管理社会の権化みたいなETCなんて絶対に使うもんかと長らく思っていたが、去年から導入したところ遠乗りが多い釣り人には各種のETC割引はとてもありがたい。だけどしょせん雀の涙みたいな割引のために大切な釣りの予定を機械の都合に合わせるのは、人として微妙に情けない気もする。といいつつ深夜割引してほしくて朝3時に自宅を出発。まだ真っ暗だぞ。

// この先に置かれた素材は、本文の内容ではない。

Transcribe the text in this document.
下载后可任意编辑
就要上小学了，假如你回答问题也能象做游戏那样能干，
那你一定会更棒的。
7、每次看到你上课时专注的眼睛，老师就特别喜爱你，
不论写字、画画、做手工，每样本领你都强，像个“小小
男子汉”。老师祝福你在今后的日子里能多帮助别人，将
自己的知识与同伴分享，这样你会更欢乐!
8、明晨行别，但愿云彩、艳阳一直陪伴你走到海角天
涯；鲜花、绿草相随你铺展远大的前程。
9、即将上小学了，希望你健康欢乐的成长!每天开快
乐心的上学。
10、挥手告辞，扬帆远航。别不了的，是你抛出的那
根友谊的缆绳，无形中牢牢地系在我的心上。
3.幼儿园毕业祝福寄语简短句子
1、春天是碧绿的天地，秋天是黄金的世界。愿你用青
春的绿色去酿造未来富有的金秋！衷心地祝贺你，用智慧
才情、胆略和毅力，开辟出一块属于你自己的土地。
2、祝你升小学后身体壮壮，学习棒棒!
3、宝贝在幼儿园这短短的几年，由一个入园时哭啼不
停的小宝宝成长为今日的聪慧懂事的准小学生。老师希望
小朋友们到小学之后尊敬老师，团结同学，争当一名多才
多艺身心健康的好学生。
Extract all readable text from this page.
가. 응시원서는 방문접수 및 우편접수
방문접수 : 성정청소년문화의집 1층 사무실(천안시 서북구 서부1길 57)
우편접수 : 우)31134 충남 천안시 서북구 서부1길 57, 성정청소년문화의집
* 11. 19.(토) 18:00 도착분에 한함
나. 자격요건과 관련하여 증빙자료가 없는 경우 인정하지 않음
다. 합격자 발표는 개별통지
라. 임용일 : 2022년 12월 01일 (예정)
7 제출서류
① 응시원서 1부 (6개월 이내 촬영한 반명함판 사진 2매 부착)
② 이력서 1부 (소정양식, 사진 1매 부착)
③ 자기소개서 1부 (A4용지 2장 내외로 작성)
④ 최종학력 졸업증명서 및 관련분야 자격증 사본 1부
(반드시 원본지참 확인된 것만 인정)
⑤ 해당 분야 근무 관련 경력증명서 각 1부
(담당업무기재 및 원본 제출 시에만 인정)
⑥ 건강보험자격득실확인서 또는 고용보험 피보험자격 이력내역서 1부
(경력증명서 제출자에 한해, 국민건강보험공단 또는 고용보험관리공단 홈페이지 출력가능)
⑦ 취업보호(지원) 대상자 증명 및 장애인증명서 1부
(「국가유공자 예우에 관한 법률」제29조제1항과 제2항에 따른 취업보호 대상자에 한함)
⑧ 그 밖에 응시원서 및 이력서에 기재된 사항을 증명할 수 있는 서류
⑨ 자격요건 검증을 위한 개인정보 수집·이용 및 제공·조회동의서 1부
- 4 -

『フライの雑誌』へ広告を出してくれている小淵沢の「ジンバ・フライフィッシングエリア」は、白州の名水と源を同じくする山間の小さな池だ。発眼卵から育てた年越しのいかついニジとブラウンが岸際のえぐれに潜む。釣り人のグループが自主管理しているのだが、ゲストは利用料金を水辺の木箱へ入れてあとは勝手に釣りをするホスピタリティにあふれた釣り場である。私は午前中にいい型を3本上げて満足。ジンバ代表でベテランフライフィッシャーマンの鈴木順三氏が用意してくれたランチをいあわせた釣り師たちといっしょにいただく。『フライの雑誌』に「きたりもん釣り倶楽部」を連載してくれている地元在住の作家でジンバの運営理事でもある樋口明雄氏ともお会いできた。
ぽかぽか陽気にいい釣り、おいしいゴハンに気持ちのいい仲間とくれば、罪も報いも後の世も忘れ果てて呵呵大笑である。釣りを趣味にしてよかったなと思うのはこういうときだ。一人の釣りもいいが仲間と遊ぶ釣りもいい。